Welcome to Tahoe-LAFS, the first decentralized storage system with provider-independent security.

Tahoe-LAFS is a system that helps you to store files. You run a client program on your computer, which talks to one or more storage servers on other computers. When you tell your client to store a file, it will encrypt that file, encode it into multiple pieces, then spread those pieces out among multiple servers. The pieces are all encrypted and protected against modifications. Later, when you ask your client to retrieve the file, it will find the necessary pieces, make sure they haven’t been corrupted, reassemble them, and decrypt the result.

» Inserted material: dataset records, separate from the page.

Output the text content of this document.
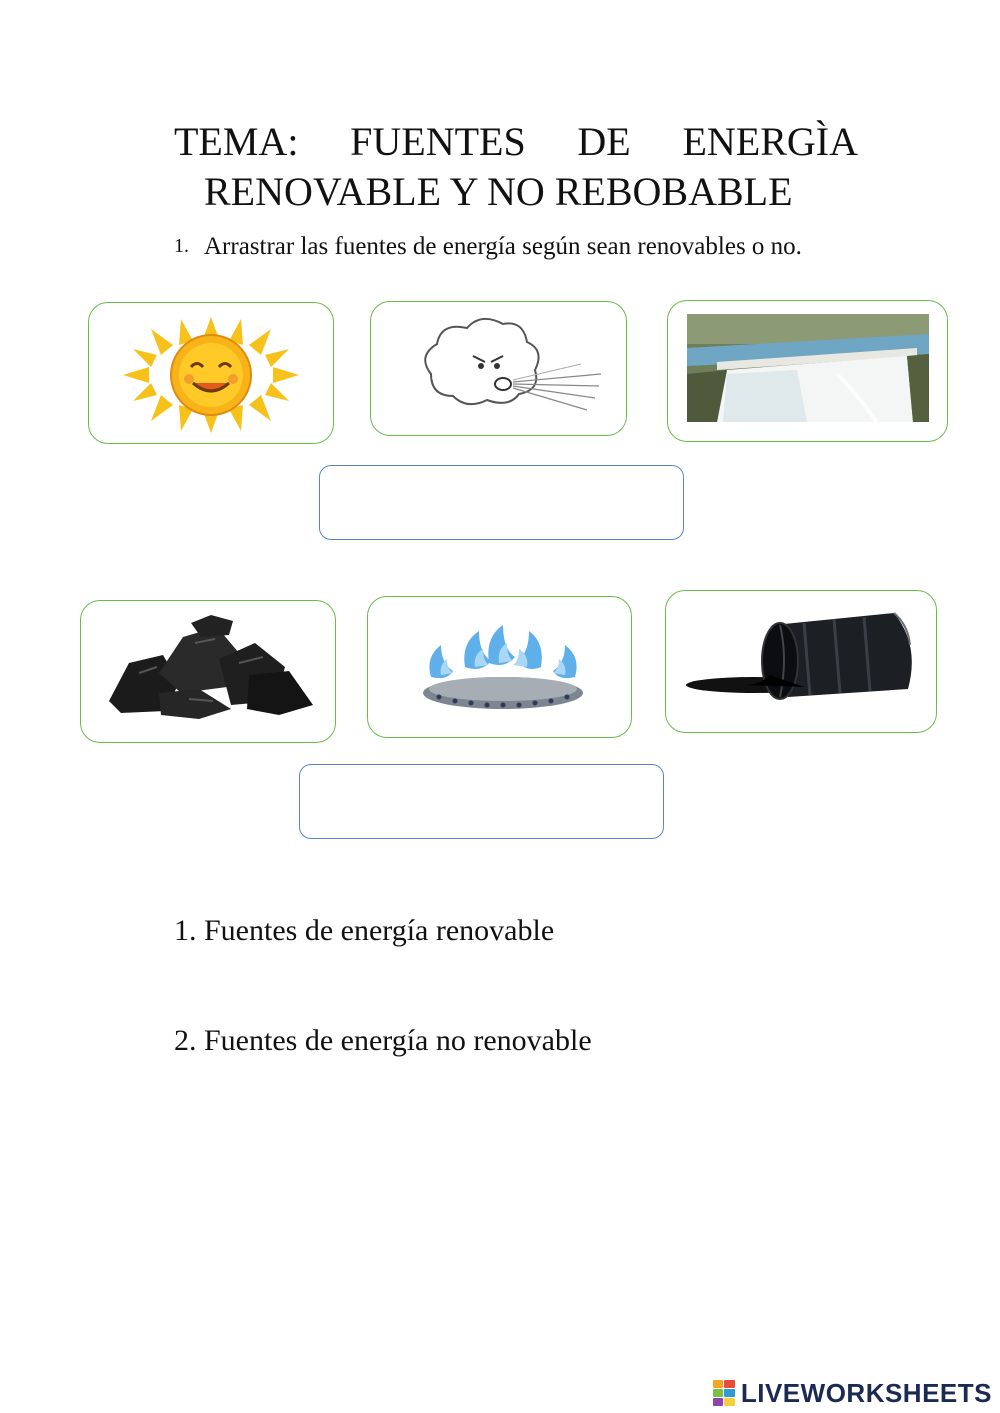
TEMA: FUENTES DE ENERGÌA
RENOVABLE Y NO REBOBABLE
1. Arrastrar las fuentes de energía según sean renovables o no.
1. Fuentes de energía renovable
2. Fuentes de energía no renovable
LIVEWORKSHEETS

The client creates more pieces (or “shares”) than it will eventually need, so even if some of the servers fail, you can still get your data back. Corrupt shares are detected and ignored, so the system can tolerate server-side hard-drive errors. All files are encrypted (with a unique key) before uploading, so even a malicious server operator cannot read your data. The only thing you ask of the servers is that they can (usually) provide the shares when you ask for them: you aren’t relying upon them for confidentiality, integrity, or absolute availability.

What is “provider-independent security”?

Every seller of cloud storage services will tell you that their service is “secure”. But what they mean by that is something fundamentally different from what we mean. What they mean by “secure” is that after you’ve given them the power to read and modify your data, they try really hard not to let this power be abused. This turns out to be difficult! Bugs, misconfigurations, or operator error can accidentally expose your data to another customer or to the public, or can corrupt your data. Criminals routinely gain illicit access to corporate servers. Even more insidious is the fact that the employees themselves sometimes violate customer privacy out of carelessness, avarice, or mere curiosity. The most conscientious of these service providers spend considerable effort and expense trying to mitigate these risks.

What we mean by “security” is something different. The service provider never has the ability to read or modify your data in the first place: never. If you use Tahoe-LAFS, then all of the threats described above are non-issues to you. Not only is it easy and inexpensive for the service provider to maintain the security of your data, but in fact they couldn’t violate its security if they tried. This is what we call provider-independent security.

This guarantee is integrated naturally into the Tahoe-LAFS storage system and doesn’t require you to perform a manual pre-encryption step or cumbersome key management. (After all, having to do cumbersome manual operations when storing or accessing your data would nullify one of the primary benefits of using cloud storage in the first place: convenience.)

Here’s how it works:


A “storage grid” is made up of a number of storage servers. A storage server has direct attached storage (typically one or more hard disks). A “gateway” communicates with storage nodes, and uses them to provide access to the grid over protocols such as HTTP(S) and SFTP.

Note that you can find “client” used to refer to gateway nodes (which act as a client to storage servers), and also to processes or programs connecting to a gateway node and performing operations on the grid – for example, a CLI command, Web browser, or SFTP client.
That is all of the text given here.